In July 2006, the busy Edwards will take over as producing artistic director of Asolo Theatre Festival in Sarasota, Florida. The previously announced Jan. 31, 2006, world premiere tryout start for the show at the Chicago Theatre in Chicago was scrapped, as were spring 2006 Broadway dates (no theatre was announced, anyway). The delay was due to the parting of ways of the producers and their first director.

The producers of A Tale of Two Cities are Ron Sharpe, Barbra Russell, Sharon Fordham, Donald Warner, William Broderick, Ron Phelps and Mary Laminack.

The $18 million epic musical will have a cast of about 30.

The novel "A Tale of Two Cities" (1859) is required reading in many American schools. "Set against the epic backdrop of the French Revolution and based on the classic Charles Dickens novel, A Tale of Two Cities is a sweeping musical about injustice, vengeance and the redemptive power of love," according to the announcement last summer. "When Dr. Manette is released from the French Bastille after 17 years, he must be resurrected from the brink of madness by his daughter, Lucie. In England they meet two very different men: the exiled French aristocrat, Charles Darnay, whom Lucie marries, and the drunken cynic, Sydney Carton. Soon family secrets and political intrigue combine to draw Lucie and her family back to Paris. At the height of the Reign of Terror, the musical finds an unlikely hero in Carton, inspired by love to make an extraordinary sacrifice."

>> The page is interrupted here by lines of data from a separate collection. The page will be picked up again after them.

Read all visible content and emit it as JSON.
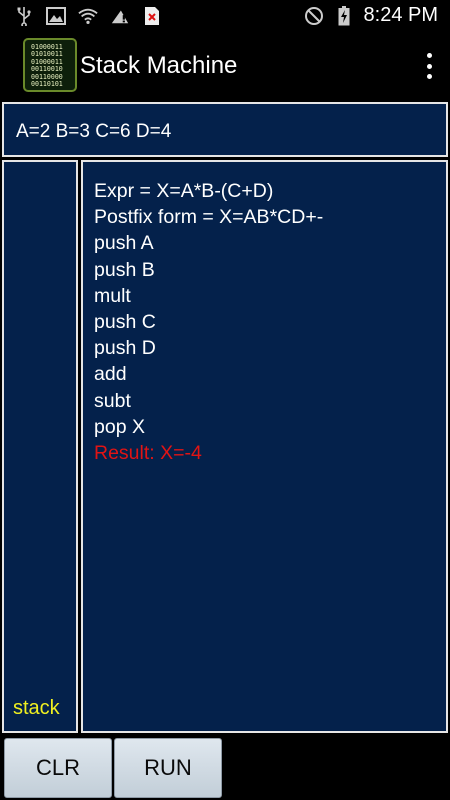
{
  "status_bar": {
    "time": "8:24 PM",
    "left_icons": [
      "usb-icon",
      "image-icon",
      "wifi-icon",
      "signal-alert-icon",
      "sim-error-icon"
    ],
    "right_icons": [
      "do-not-disturb-icon",
      "battery-charging-icon"
    ]
  },
  "app_bar": {
    "title": "Stack Machine",
    "logo_lines": [
      "01000011",
      "01010011",
      "01000011",
      "00110010",
      "00110000",
      "00110101"
    ]
  },
  "variables": "A=2 B=3 C=6 D=4",
  "stack": {
    "label": "stack"
  },
  "output": {
    "lines": [
      "Expr = X=A*B-(C+D)",
      "Postfix form = X=AB*CD+-",
      "push A",
      "push B",
      "mult",
      "push C",
      "push D",
      "add",
      "subt",
      "pop X"
    ],
    "result": "Result: X=-4",
    "result_color": "#e11414"
  },
  "buttons": {
    "clr": "CLR",
    "run": "RUN"
  },
  "colors": {
    "panel_bg": "#04214b",
    "stack_label": "#f0f020"
  }
}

In its development, the musical A Tale of Two Cities was a finalist in the Eugene O'Neill Center Musical Theatre Workshop and was heard in a premiere symphonic concert in Indianapolis featuring a 40-piece orchestra and a 50-voice chorale (narrated by Richard Kiley).

A 23-track concept recording of the musical was released in 2002 and is currently available throughout the U.S. and Europe. The CD features 56 vocalists including Bryce Dallas Howard and such Broadway performers as Paul Castree, J. Mark McVey, Christiane Noll, Peter Samuel, Alex Santoriello, Tim Shew, Natalie Toro and Nick Wyman, as well as musicians from the Indianapolis Symphony and New Jersey Philharmonic Orchestra.

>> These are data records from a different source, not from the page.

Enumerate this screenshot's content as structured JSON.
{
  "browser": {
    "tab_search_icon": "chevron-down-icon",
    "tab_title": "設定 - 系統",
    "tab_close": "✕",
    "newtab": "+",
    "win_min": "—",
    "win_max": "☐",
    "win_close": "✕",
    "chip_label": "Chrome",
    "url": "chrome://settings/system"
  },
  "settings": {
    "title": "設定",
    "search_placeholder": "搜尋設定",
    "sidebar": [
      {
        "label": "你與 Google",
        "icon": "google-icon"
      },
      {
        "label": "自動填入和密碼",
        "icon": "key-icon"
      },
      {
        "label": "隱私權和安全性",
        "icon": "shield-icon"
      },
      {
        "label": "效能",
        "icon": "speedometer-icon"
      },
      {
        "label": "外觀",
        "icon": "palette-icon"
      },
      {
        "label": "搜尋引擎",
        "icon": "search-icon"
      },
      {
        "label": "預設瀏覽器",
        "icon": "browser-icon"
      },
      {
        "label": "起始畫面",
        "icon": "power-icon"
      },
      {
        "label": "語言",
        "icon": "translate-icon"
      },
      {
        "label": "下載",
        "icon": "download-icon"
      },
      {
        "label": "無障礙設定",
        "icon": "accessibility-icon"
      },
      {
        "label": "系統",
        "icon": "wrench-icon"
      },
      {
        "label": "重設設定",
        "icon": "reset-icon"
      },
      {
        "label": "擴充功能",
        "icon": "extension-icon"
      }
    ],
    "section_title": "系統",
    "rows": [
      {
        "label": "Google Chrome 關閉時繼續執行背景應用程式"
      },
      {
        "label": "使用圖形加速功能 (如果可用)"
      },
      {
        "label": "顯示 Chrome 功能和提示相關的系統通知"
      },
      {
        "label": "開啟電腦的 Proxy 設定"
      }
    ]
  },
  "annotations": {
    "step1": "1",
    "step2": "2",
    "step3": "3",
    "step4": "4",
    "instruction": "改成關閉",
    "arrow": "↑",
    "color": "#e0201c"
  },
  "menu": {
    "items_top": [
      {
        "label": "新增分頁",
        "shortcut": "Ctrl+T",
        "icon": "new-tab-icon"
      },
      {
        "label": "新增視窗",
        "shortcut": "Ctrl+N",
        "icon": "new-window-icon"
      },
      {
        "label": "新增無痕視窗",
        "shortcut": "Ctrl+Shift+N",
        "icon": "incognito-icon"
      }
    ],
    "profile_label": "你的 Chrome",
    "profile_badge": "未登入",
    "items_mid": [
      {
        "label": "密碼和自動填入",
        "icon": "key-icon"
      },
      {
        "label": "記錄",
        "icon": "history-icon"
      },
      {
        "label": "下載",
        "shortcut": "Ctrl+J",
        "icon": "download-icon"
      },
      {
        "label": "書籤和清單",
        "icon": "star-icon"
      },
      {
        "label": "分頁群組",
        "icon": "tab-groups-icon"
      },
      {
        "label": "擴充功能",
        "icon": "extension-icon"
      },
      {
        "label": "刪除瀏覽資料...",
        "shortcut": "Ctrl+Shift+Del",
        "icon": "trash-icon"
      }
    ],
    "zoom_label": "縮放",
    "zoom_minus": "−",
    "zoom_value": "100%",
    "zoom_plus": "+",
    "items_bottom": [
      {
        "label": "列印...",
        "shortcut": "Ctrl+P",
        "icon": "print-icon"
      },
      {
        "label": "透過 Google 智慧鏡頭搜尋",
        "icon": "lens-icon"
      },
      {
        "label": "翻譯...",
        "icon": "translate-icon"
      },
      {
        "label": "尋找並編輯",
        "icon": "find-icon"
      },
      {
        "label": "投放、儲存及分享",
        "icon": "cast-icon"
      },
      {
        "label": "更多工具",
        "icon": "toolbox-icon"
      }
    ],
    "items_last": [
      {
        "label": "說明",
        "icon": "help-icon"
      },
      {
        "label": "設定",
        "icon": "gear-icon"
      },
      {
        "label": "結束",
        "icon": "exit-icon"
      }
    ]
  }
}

Writer Santoriello, whose day job is original programming development at Showtime, calls the show a traditional book musical that is not all-sung — though a casual listener of the concept recording will hear music and lyrics in the lush pop tradition of Les Miz, Jane Eyre, The Phantom of the Opera and The Scarlet Pimpernel.

Santoriello said she was captivated by the novel in her teen years. A fan of the Rodgers and Hammerstein tradition (and later of Stephen Sondheim), Santoriello said she thought years ago (when she was a teenager, in fact) that "A Tale of Two Cities" would make a great musical.

She wasn't alone. There have been countless international musical versions of the story over the past century, though none has become a widely-known commercial hit.

In 1987, Santoriello, who is a self-taught musician, used songs she wrote for a formative version of the show to audition and get into the BMI Lehman Engel Musical Theatre Workshop. There was no script at that point. She didn't plan to be her own librettist, it just happened out of necessity, she said.

What about "A Tale of Two Cities" speaks most strongly to Santoriello?

"Love being stronger than hate," the writer previously told "And how heroes come out of the strangest places."